Рассердился Степан и ушел к себе в трактир, а Иван пошел к себе в избу. В избе сидел становой с урядником и три стражника.
— Ну что, собачий сын, — закричал становой, как только Иван вошел, — будешь платить подати?
— А скажите, ваше благородие, на какие такие дела пойдут мои подати и какое вы имеете полное право забирать мою корову, когда у меня пять человек ребятишек?
— Ты еще и раз разговариваешь, мерзавец! — закричал становой и дал Ивану по зубам. — Ну-ка, ребята, всыпьте ему, как следует!
Стражники схватили Ивана за руки и за ноги, разложили на скамейке. У Ивана от испуга в голове было помутилось, но как ему влепили десяток нагаек, он сразу вспомнил про черта и заорал благим матом:
— Повались вы все к черту, окаянные!
Только что он это сказал, расселся пол в избе, заклубилось пламя, выскочили черти багровые, схватили станового, урядника и стражников поперек тела и поволокли в преисподнюю. Не успел Иван глазом мигнуть, как изба уже была пуста, только долго еще потом в избе серой пахло.
Заплясал Иван от радости, стал мужиков скликать:
— Радуйтесь православные, станового и стражников черти взяли!
Обрадовались мужики и решили отслужить молебен с водосвятием по случаю избавления от начальства. Послали Ивана за попом. Пришел Иван к попу. Так и так, говорит, забрали черти начальство; по такому случаю просят вас мужички молебен отслужить.

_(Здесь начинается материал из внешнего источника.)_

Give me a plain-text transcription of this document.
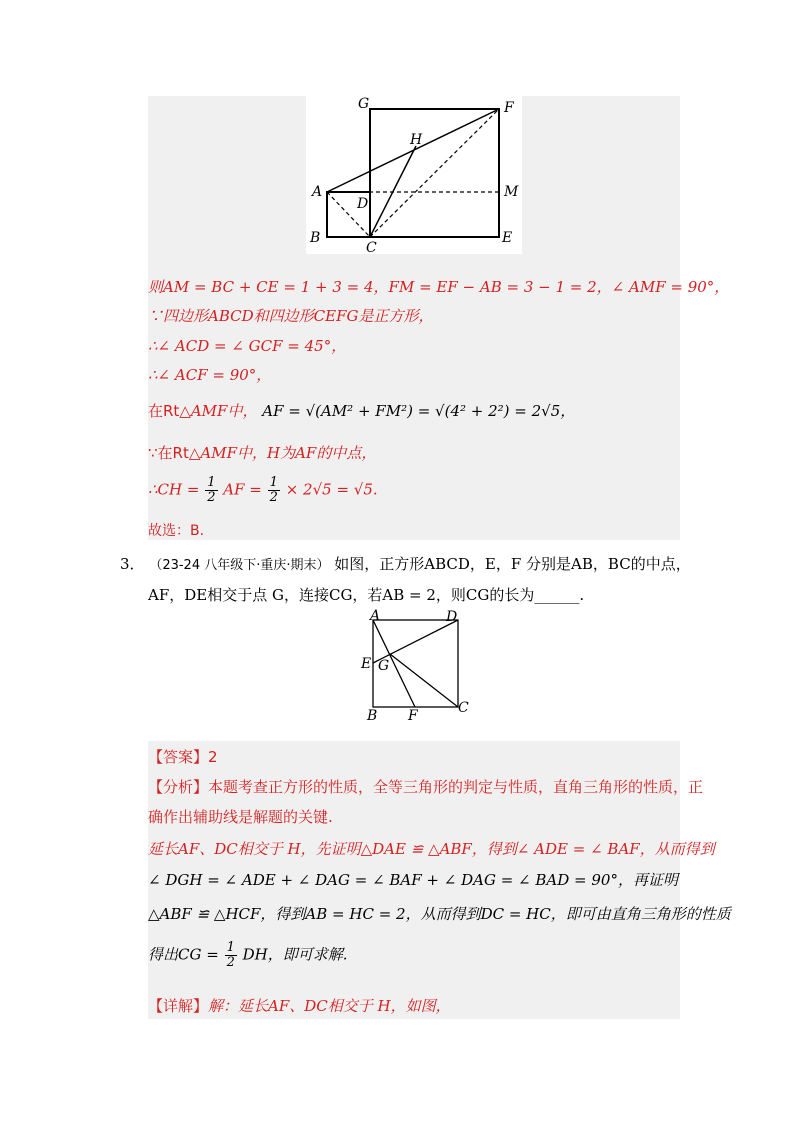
G	F
H
A	M
D
B
C
E
则AM = BC + CE = 1 + 3 = 4，FM = EF − AB = 3 − 1 = 2，∠ AMF = 90°，
∵四边形ABCD和四边形CEFG是正方形，
∴∠ ACD = ∠ GCF = 45°，
∴∠ ACF = 90°，
在Rt△AMF中， AF = √(AM² + FM²) = √(4² + 2²) = 2√5，
∵在Rt△AMF中，H为AF的中点，
∴CH = $\frac{1}{2}$ AF = $\frac{1}{2} \times 2√5 = √5$.
故选：B.
3． （23-24 八年级下·重庆·期末） 如图，正方形ABCD，E，F 分别是AB，BC的中点，
AF，DE相交于点 G，连接CG，若AB = 2，则CG的长为______.
A	D
E G
B F	C
【答案】2
【分析】本题考查正方形的性质，全等三角形的判定与性质，直角三角形的性质，正
确作出辅助线是解题的关键.
延长AF、DC相交于 H，先证明△DAE ≌ △ABF，得到∠ ADE = ∠ BAF，从而得到
∠ DGH = ∠ ADE + ∠ DAG = ∠ BAF + ∠ DAG = ∠ BAD = 90°，再证明
△ABF ≌ △HCF，得到AB = HC = 2，从而得到DC = HC，即可由直角三角形的性质
得出CG = $\frac{1}{2}$ DH，即可求解.
【详解】解：延长AF、DC相交于 H，如图，
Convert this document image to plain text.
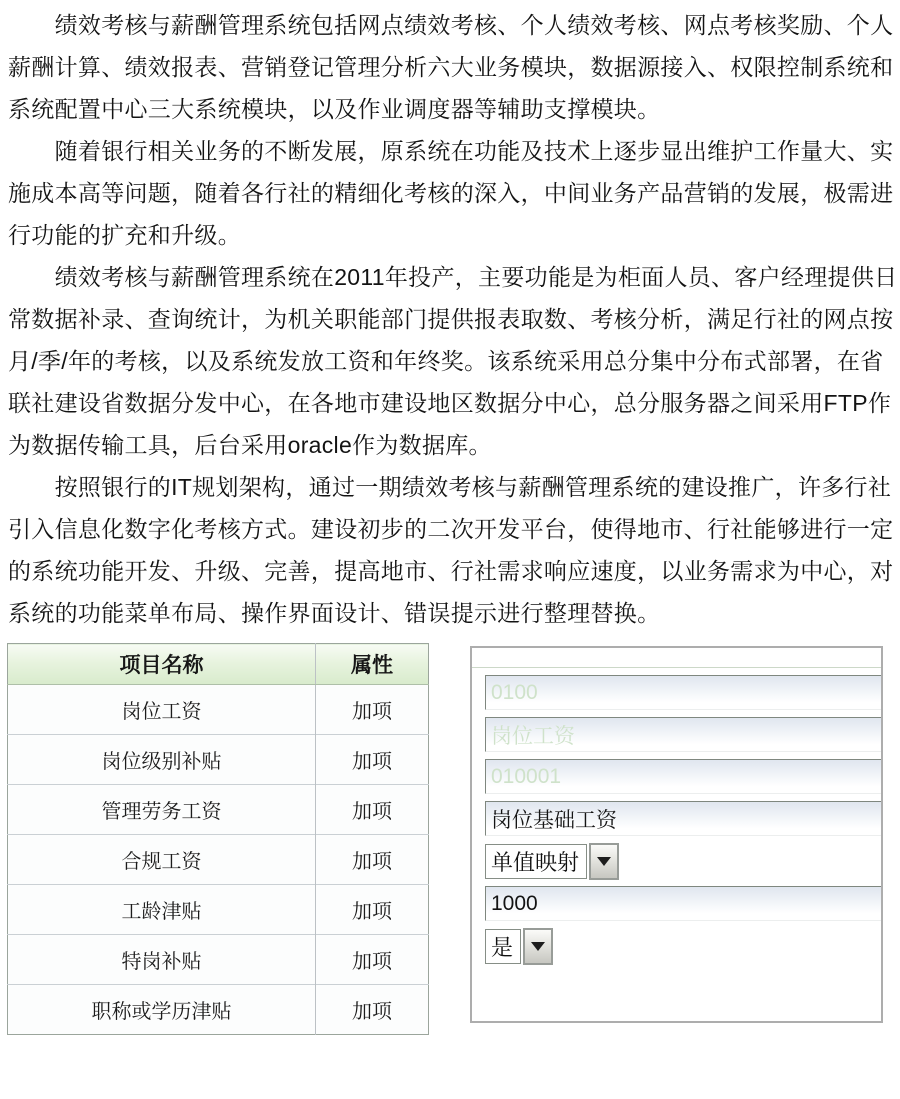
　　绩效考核与薪酬管理系统包括网点绩效考核、个人绩效考核、网点考核奖励、个人
薪酬计算、绩效报表、营销登记管理分析六大业务模块，数据源接入、权限控制系统和
系统配置中心三大系统模块，以及作业调度器等辅助支撑模块。
　　随着银行相关业务的不断发展，原系统在功能及技术上逐步显出维护工作量大、实
施成本高等问题，随着各行社的精细化考核的深入，中间业务产品营销的发展，极需进
行功能的扩充和升级。
　　绩效考核与薪酬管理系统在2011年投产，主要功能是为柜面人员、客户经理提供日
常数据补录、查询统计，为机关职能部门提供报表取数、考核分析，满足行社的网点按
月/季/年的考核，以及系统发放工资和年终奖。该系统采用总分集中分布式部署，在省
联社建设省数据分发中心，在各地市建设地区数据分中心，总分服务器之间采用FTP作
为数据传输工具，后台采用oracle作为数据库。
　　按照银行的IT规划架构，通过一期绩效考核与薪酬管理系统的建设推广，许多行社
引入信息化数字化考核方式。建设初步的二次开发平台，使得地市、行社能够进行一定
的系统功能开发、升级、完善，提高地市、行社需求响应速度，以业务需求为中心，对
系统的功能菜单布局、操作界面设计、错误提示进行整理替换。
项目名称	属性
岗位工资	加项
岗位级别补贴	加项
管理劳务工资	加项
合规工资	加项
工龄津贴	加项
特岗补贴	加项
职称或学历津贴	加项
0100
岗位工资
010001
岗位基础工资
单值映射
1000
是
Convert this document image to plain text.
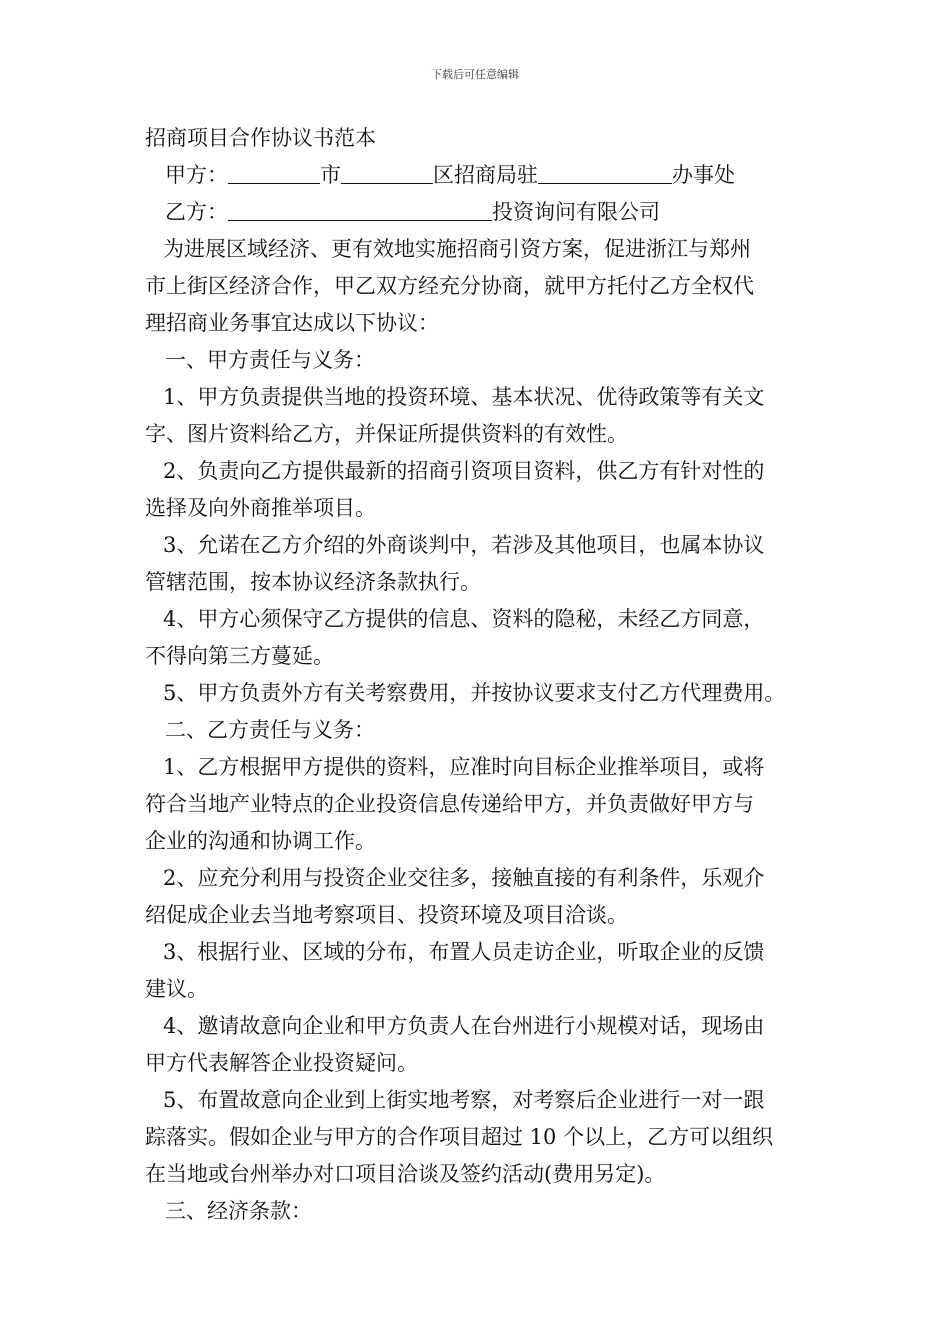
下载后可任意编辑
招商项目合作协议书范本
甲方：	市	区招商局驻	办事处
乙方：	投资询问有限公司
为进展区域经济、更有效地实施招商引资方案，促进浙江与郑州
市上街区经济合作，甲乙双方经充分协商，就甲方托付乙方全权代
理招商业务事宜达成以下协议：
一、甲方责任与义务：
1、甲方负责提供当地的投资环境、基本状况、优待政策等有关文
字、图片资料给乙方，并保证所提供资料的有效性。
2、负责向乙方提供最新的招商引资项目资料，供乙方有针对性的
选择及向外商推举项目。
3、允诺在乙方介绍的外商谈判中，若涉及其他项目，也属本协议
管辖范围，按本协议经济条款执行。
4、甲方心须保守乙方提供的信息、资料的隐秘，未经乙方同意，
不得向第三方蔓延。
5、甲方负责外方有关考察费用，并按协议要求支付乙方代理费用。
二、乙方责任与义务：
1、乙方根据甲方提供的资料，应准时向目标企业推举项目，或将
符合当地产业特点的企业投资信息传递给甲方，并负责做好甲方与
企业的沟通和协调工作。
2、应充分利用与投资企业交往多，接触直接的有利条件，乐观介
绍促成企业去当地考察项目、投资环境及项目洽谈。
3、根据行业、区域的分布，布置人员走访企业，听取企业的反馈
建议。
4、邀请故意向企业和甲方负责人在台州进行小规模对话，现场由
甲方代表解答企业投资疑问。
5、布置故意向企业到上街实地考察，对考察后企业进行一对一跟
踪落实。假如企业与甲方的合作项目超过 10 个以上，乙方可以组织
在当地或台州举办对口项目洽谈及签约活动(费用另定)。
三、经济条款：
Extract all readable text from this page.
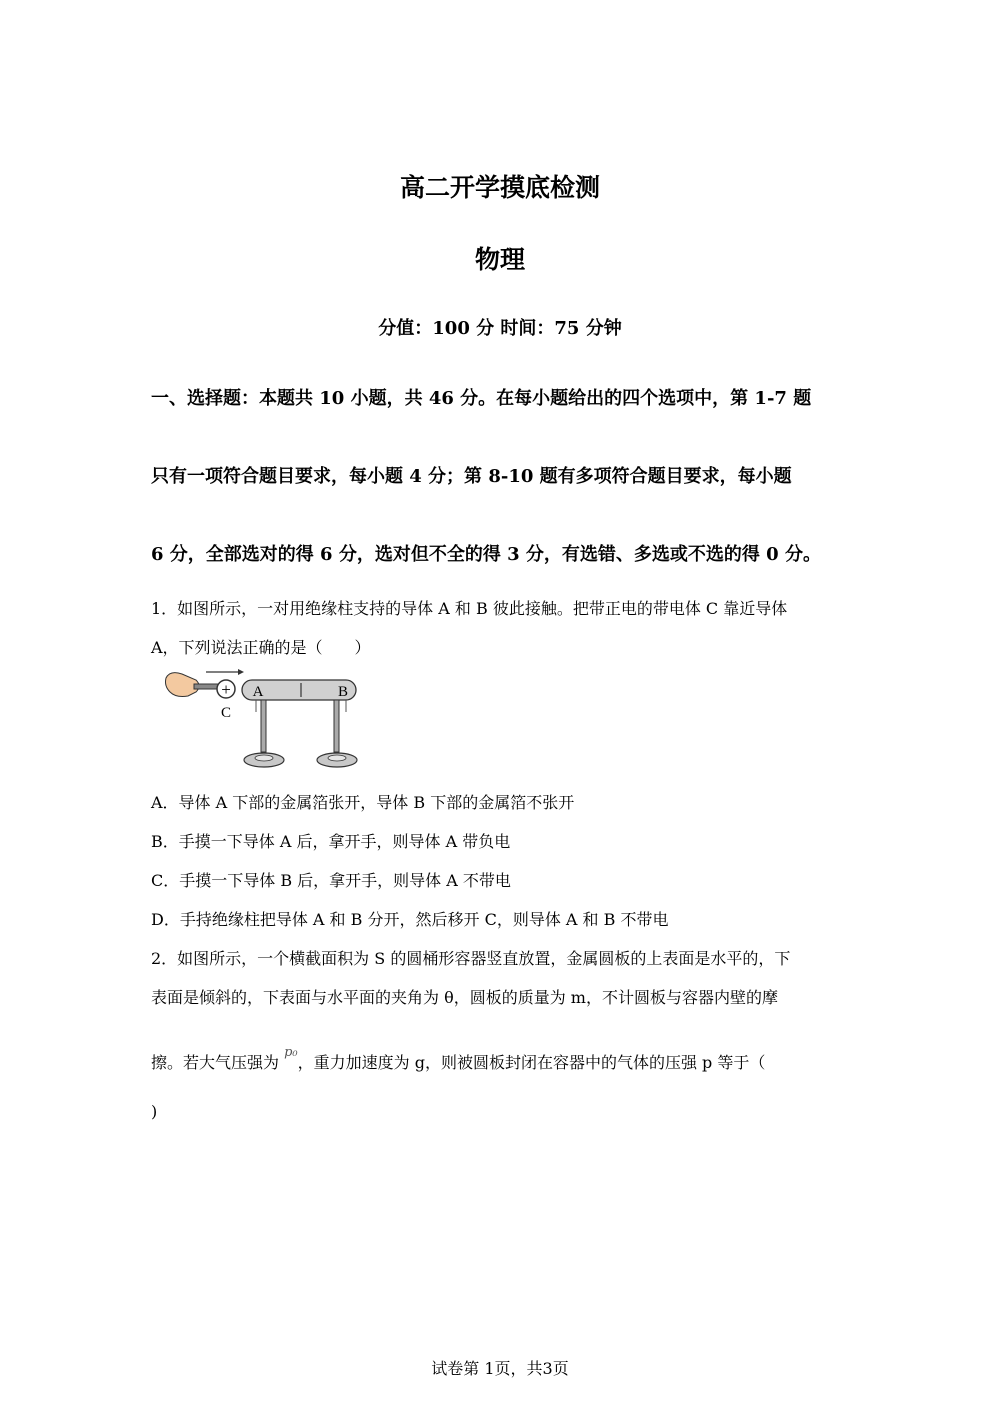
高二开学摸底检测
物理
分值：100 分 时间：75 分钟
一、选择题：本题共 10 小题，共 46 分。在每小题给出的四个选项中，第 1-7 题
只有一项符合题目要求，每小题 4 分；第 8-10 题有多项符合题目要求，每小题
6 分，全部选对的得 6 分，选对但不全的得 3 分，有选错、多选或不选的得 0 分。
1．如图所示，一对用绝缘柱支持的导体 A 和 B 彼此接触。把带正电的带电体 C 靠近导体
A，下列说法正确的是（　　）
+
C
A	B
A．导体 A 下部的金属箔张开，导体 B 下部的金属箔不张开
B．手摸一下导体 A 后，拿开手，则导体 A 带负电
C．手摸一下导体 B 后，拿开手，则导体 A 不带电
D．手持绝缘柱把导体 A 和 B 分开，然后移开 C，则导体 A 和 B 不带电
2．如图所示，一个横截面积为 S 的圆桶形容器竖直放置，金属圆板的上表面是水平的，下
表面是倾斜的，下表面与水平面的夹角为 θ，圆板的质量为 m，不计圆板与容器内壁的摩
擦。若大气压强为 $^{p_0}$，重力加速度为 g，则被圆板封闭在容器中的气体的压强 p 等于（
)
试卷第 1页，共3页
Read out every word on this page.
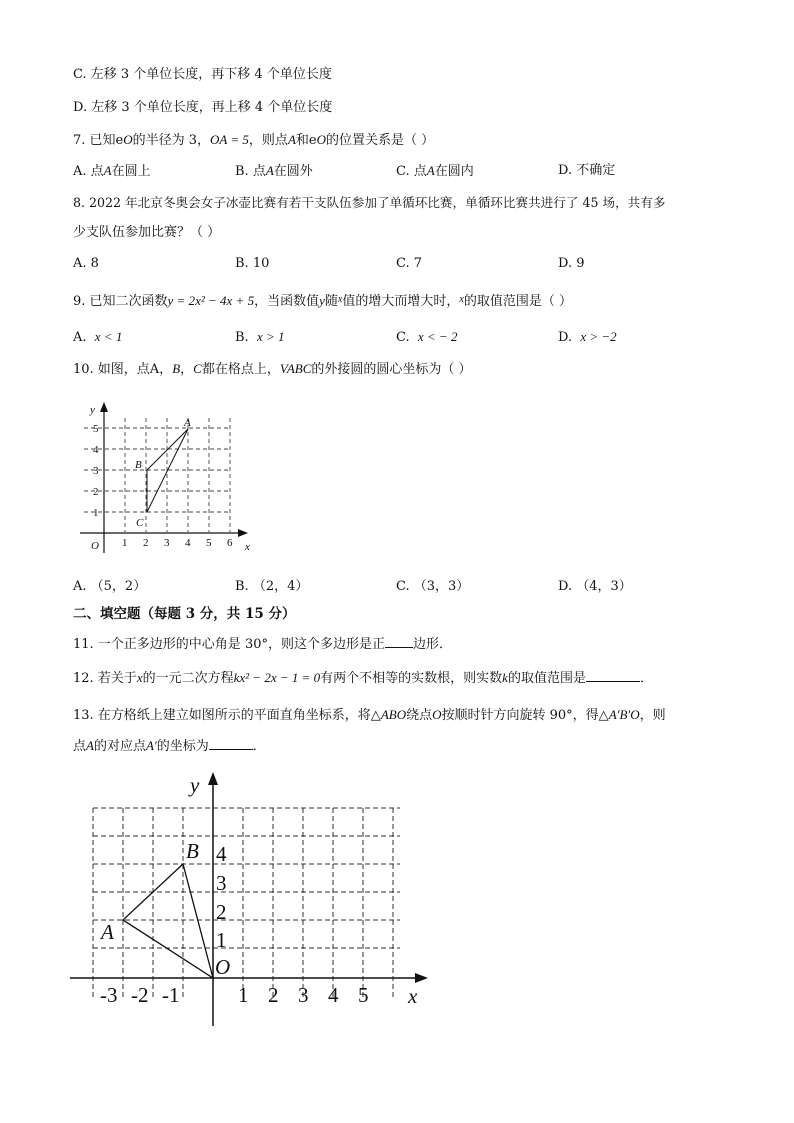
C. 左移 3 个单位长度，再下移 4 个单位长度
D. 左移 3 个单位长度，再上移 4 个单位长度
7. 已知eO的半径为 3，OA = 5，则点A和eO的位置关系是（ ）
A. 点A在圆上	B. 点A在圆外	C. 点A在圆内	D. 不确定
8. 2022 年北京冬奥会女子冰壶比赛有若干支队伍参加了单循环比赛，单循环比赛共进行了 45 场，共有多
少支队伍参加比赛？（ ）
A. 8	B. 10	C. 7	D. 9
9. 已知二次函数y = 2x² − 4x + 5，当函数值y随$^x$值的增大而增大时，$^x$的取值范围是（ ）
A. x < 1	B. x > 1	C. x < − 2	D. x > −2
10. 如图，点A，B，C都在格点上，VABC的外接圆的圆心坐标为（ ）
O	x
y
1 2 3 4 5 6
1
2
3
4
5	A
B
C
A. （5，2）	B. （2，4）	C. （3，3）	D. （4，3）
二、填空题（每题 3 分，共 15 分）
11. 一个正多边形的中心角是 30°，则这个多边形是正 边形．
12. 若关于x的一元二次方程kx² − 2x − 1 = 0有两个不相等的实数根，则实数k的取值范围是	．
13. 在方格纸上建立如图所示的平面直角坐标系，将△ABO绕点O按顺时针方向旋转 90°，得△A′B′O，则
点A的对应点A′的坐标为	．
y
x
O
A
B
-3 -2 -1	1 2 3 4 5
1
2
3
4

Не поверил поп. «Не может того быть, говорит, чтобы черти начальство забрали, сущыя же власти от Бога учинены суть».
— И черти, батюшка, тоже от Бога установлены, и как они тоже есть начальство над грешниками, почему им не забрать станового да урядника? Неужто они праведники?
— Ты, я вижу, дурак, да еще и крамольник. Уж помяни мое слово: гореть тебе в вечном огне. Пошел вот, болван! Собери сначала десять рублей, тогда и молебен отслужу.
— Гореть ли мне в адском огне или нет — это бабушка надвое сказала. А вот ты, батька, я вижу, руку станового и урядника держишь, да и обдираешь не хуже их. Как бы я и тебя к черту не послал!
— Это меня-то к черту? А кто же вас будет крестить, венчать, хоронить?
Задумался Иван — дело выходит дрянь. Кто же взаправду будет венчать и хоронить, разве дьячек? Так у него волосы короткие и рясы нет. Оно, положим, можно волосы отрастить и рясу надеть, — тогда опять выйдет поп. Думал, думал Иван и додумался: «давай, попробую, пошлю попа к черту. Коли он праведный человек, черт его не возьмет, а коли возьмет, погляжу-ка я, что из этого выйдет — пропадет народ без попа, али лучше прежнего заживет. Коль пропадать начнет, можно из дьячка попа сделать». Решил так Иван и говорит попу:
— Вот что я тебе, батька, скажу. Кормишься ты около мужиков, и радоваться ты должен нашей радостью, и печалиться нашей печалью, а не держать руку начальства. Ступай сейчас задаром молебен служить, а не то нам такого попа вовсе не надо...
— Молебен задаром! Да я тебя, сякого, такого сына за такие слова к причастию не допущу, от церкви отлучу, прокляну!
— А коли так, то ступай ты к черту.
Не успел Иван оглянуться, как разверзся пол, заклубилось пламя, выскочил черт, схватил попа поперек тела и уволок его в ад.
Призадумался Иван, пришел к мужикам: «так и так, говорит, не захотел поп задаром молебна служить, я и послал его к черту, а черт его и забрал. Давайте, мужики, попробуем, можно ли без попа жить?».
Призадумались мужики, кто пригорюнился, кто обрадовался, однако долго о попе тужить не стали. Была у мужиков другая забота, где бы землицы раздобыть. Земли кругом села было столько, что с утра до вечера от края до края не дойдешь, да только вся земля была помещичья, а мужикам только по пол-десятины на душу приходилось, и «не токма скотину, куренка выгнать было некуда».
И говорит Иван:
— Православные, доколе терпеть мы будем? Почему мы работаем от зари до зари и никогда сыты не бываем, а помещик ничего никогда не делает, а весь день выпивает да закусывает? Пойдем-ка к нему да расспросим, правильно ли он своими землями владеет?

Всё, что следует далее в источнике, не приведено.